Why are so many British historians eurosceptic?
December 20, 1999

Why are so many of Britain's talented young historians Eurosceptics? The likes of Andrew Roberts and Niall Ferguson consistently damn the EU and all its works. Part of the answer may be that, like their mentor Norman Stone, they have focused on Europe in the second half of the 19th century and the first half of the 20th century. In the era of balance-of-power diplomacy, crumbling empires and total war, the nation-state emerged as Europe's pre-eminent political unit. Perhaps these historians find it hard to recognise the shift towards a new system of European governance, based on cooperation and interdependence because it challenges their idea of the nation. They may even be guilty of a historicism which views the last 500 years as progress towards the perfection of the nation-state.

Let us define a nation-state as a precise geographical area in which most of the people identify with each other and with the political system. Some parts of northwest Europe-Spain, England and France-began to develop nation-states in the 16th century. Much of the rest of Europe did not achieve nationhood until the late 19th or early 20th century, when a succession of empires dissolved.

Medieval Europe, on the other hand, consisted not of nation-states but of a patchwork of overlapping feudal loyalties. Political entities were often unrelated to the ethnic groups over which they ruled. When Aquitaine passed to and fro between the French and English monarchies, it made little difference to the people who lived there. The Europe of the next millennium may resemble the multi-layered complexities of medieval Europe more than the nation-state system beloved of Bismarck and Henry Kissinger. Instead of the Holy Roman Empire, the Papacy, the Hanseatic League, and various kingdoms, corporations, duchies and archbishoprics, we shall have the EU, Nato, the WTO, the OSCE, the European Court of Human Rights, the UN, NGOs and multinational companies telling us what to do.

The end of the cold war has reinforced these trends. So long as the Soviet Union was a serious threat, the west could not easily interfere in other countries' internal affairs. Now it is prepared to intervene with force to prevent the abuse of human rights, when it is practical to do so. Thus there are Nato troops on sovereign Yugoslav territory, while a UN tribunal at The Hague has had dozens of indicted war criminals snatched from Bosnia. The British government has no objection in principle to extraditing General Pinochet to Spain. Meanwhile in eastern Europe, EU applicants are having to comply with its criteria on minority rights to help advance the cause of their membership.

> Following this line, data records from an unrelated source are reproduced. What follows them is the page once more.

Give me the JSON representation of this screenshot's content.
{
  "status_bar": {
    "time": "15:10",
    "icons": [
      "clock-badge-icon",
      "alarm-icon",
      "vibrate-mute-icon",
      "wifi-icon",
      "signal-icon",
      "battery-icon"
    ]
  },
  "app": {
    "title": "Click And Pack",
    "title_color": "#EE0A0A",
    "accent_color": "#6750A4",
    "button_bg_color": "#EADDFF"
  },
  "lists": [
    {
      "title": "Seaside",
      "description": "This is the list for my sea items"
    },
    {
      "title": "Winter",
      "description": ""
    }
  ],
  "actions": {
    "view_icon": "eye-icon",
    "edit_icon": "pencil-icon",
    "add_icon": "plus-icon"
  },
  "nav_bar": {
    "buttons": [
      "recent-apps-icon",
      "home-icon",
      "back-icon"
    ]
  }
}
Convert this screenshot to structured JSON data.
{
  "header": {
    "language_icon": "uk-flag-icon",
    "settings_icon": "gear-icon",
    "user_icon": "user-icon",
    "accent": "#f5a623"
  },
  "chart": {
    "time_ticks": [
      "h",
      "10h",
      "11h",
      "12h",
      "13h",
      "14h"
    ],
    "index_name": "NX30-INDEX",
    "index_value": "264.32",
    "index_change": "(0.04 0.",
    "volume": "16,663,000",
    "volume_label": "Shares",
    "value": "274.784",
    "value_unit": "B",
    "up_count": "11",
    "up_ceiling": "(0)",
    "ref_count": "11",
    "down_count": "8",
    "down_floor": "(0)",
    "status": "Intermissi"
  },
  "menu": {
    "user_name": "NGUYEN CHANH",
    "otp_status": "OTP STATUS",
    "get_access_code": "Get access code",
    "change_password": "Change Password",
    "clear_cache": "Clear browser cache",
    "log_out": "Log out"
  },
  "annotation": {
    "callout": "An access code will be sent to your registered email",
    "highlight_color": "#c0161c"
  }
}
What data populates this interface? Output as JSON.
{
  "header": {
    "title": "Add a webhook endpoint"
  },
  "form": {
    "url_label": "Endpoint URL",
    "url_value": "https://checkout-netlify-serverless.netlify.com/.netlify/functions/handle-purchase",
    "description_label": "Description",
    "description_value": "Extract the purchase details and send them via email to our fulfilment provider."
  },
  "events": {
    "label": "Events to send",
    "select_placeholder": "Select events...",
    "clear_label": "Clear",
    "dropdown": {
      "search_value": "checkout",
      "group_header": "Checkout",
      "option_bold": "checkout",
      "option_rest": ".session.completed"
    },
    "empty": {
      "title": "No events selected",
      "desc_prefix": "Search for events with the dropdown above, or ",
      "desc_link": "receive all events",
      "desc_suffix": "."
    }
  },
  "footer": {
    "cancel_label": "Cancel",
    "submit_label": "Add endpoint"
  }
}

Strobe Talbott, US deputy secretary of state, understands the new Europe better than some British historians. "The old system of nation-states is giving way to a new system in which nations feel secure enough in their identities and their neighbourhoods to make a virtue out of their dependence on one another," he said at Chatham House last month. "The treaties of Westphalia and Versailles seem to be giving way to those of Maastricht and Amsterdam." Talbott said that this new order was not just about shifting power to the supranational level: "Where communal identities are at stake, with language and education for example, central government is devolving power to local level."

But hang on, Eurosceptics will say, all these international organisations belong to elites. Ordinary people don't care about how Latvia treats its Russian minority. They love their country and tend not to like foreigners. The nation-state is built on more solid foundations of blood, language and democracy.

Nation-states are certainly not going to disappear, but they are not immutable either. Big changes always provoke opposition. But one thing Karl Marx got right was the primacy of economic and technological change in driving history. He thought the "superstructure" of politics, ideology and culture could move in a different direction to the underlying economic "base," but only for so long. Eventually, most Europeans will see that globalisation brings benefits and that some of its undesirable consequences need to be tackled transnationally. Just as medieval man was happy enough to live with multiple and overlapping layers of political authority, so will third millennium man.